Jaffe serves on Cuyama’s Standing Advisory Committee, a group of Cuyama residents who meet and make recommendations to the sustainability agency, but its members have no voting power. 

While the sustainability agency also mulled over a property tax funding system, Jaffe said in a previous interview with the Sun that the pay-to-pump model will work to both fund the implementation of the sustainability plan while encouraging the biggest water users to pump less. 
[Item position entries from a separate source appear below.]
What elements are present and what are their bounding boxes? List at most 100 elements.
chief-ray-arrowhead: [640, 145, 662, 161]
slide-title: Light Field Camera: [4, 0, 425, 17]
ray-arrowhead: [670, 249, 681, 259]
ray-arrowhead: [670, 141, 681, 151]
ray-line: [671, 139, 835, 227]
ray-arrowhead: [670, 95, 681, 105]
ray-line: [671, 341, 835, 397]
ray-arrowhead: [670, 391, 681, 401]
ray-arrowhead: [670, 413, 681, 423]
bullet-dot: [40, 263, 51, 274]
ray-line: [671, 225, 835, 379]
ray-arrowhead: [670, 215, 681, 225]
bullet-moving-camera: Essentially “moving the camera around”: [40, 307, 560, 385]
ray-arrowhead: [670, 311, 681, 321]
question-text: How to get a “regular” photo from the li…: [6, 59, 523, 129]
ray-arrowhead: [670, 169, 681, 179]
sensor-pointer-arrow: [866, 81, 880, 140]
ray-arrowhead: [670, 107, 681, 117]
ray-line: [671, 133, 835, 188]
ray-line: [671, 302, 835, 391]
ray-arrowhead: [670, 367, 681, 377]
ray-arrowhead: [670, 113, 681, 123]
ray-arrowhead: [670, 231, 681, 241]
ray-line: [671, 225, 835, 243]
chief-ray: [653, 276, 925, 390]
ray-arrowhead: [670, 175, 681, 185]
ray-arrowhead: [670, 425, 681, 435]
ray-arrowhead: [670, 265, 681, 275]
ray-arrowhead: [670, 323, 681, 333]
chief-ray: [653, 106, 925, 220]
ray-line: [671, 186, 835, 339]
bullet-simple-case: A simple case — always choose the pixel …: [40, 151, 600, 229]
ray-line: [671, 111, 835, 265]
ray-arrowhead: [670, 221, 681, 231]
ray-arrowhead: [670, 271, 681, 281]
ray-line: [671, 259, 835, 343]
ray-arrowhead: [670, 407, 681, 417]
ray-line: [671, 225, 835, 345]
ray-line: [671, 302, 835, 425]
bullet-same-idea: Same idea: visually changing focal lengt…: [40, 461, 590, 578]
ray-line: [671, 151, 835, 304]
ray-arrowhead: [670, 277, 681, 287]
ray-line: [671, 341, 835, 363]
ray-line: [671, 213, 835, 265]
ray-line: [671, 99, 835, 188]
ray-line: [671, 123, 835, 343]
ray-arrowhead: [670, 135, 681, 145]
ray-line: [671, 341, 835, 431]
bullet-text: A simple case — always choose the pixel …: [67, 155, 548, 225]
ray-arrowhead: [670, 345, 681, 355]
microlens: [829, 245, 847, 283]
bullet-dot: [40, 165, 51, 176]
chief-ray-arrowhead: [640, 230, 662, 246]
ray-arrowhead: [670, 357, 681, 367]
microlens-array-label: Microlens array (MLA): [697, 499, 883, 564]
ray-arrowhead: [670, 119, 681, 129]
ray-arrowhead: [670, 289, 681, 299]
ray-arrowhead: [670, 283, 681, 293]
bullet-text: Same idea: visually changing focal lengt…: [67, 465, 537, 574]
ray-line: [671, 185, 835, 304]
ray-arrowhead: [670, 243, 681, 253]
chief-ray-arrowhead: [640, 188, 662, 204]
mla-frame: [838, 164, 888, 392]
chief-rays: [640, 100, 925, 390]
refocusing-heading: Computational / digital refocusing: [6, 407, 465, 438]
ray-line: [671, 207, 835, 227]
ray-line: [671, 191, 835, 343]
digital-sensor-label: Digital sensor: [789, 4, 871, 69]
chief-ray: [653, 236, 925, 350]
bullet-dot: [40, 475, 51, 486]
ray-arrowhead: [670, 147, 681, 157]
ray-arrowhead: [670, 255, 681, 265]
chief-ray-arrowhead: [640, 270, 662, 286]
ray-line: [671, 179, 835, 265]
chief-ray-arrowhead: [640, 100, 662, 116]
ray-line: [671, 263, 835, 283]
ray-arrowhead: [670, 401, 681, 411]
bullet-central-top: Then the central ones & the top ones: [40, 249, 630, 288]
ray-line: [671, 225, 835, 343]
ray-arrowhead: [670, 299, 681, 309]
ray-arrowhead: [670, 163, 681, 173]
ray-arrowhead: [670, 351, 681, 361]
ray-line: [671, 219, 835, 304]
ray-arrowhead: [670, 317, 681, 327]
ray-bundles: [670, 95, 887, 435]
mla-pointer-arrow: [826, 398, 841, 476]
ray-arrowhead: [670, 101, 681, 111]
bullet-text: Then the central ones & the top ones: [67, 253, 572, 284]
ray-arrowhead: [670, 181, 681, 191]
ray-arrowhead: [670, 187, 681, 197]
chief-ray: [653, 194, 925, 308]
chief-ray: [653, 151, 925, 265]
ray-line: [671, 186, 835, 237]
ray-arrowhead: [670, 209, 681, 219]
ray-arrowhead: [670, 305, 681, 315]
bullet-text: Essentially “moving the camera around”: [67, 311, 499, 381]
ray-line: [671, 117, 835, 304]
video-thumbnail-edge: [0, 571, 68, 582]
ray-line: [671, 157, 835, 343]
Jaffe is a farmer herself. She and her husband operate Condors Hope Ranch, a small wine grape and olive farm. Unlike many local farms today, Jaffe said she dry farms, the traditional farming technique used before irrigation technology was developed. Jaffe waters her crops almost entirely using rain water captured in the soil during the wet season. 

In years like this past one, which saw a lot of rain, Jaffe said she doesn’t have to pump water to irrigate at all. 

If the sustainability agency had approved the property tax funding structure, Jaffe would have likely had to pay as much as other neighboring farmers who pump huge amounts of water for irrigation purposes each year. 

However, some say not all crops can be dry farmed, and fees on pumping could lead to lower water usage and thus to fewer crops. That could, in turn, lead to the loss of some agriculture jobs in the area and impact major businesses. 

While those economic impacts need to be addressed, Jaffe said the decision will be good for Cuyama as a whole. 

“For farmers like us,” she said, “it’ll hopefully enhance our continued farming here because we’d have a monitoring system and we’ll be able to sustain the water supply.”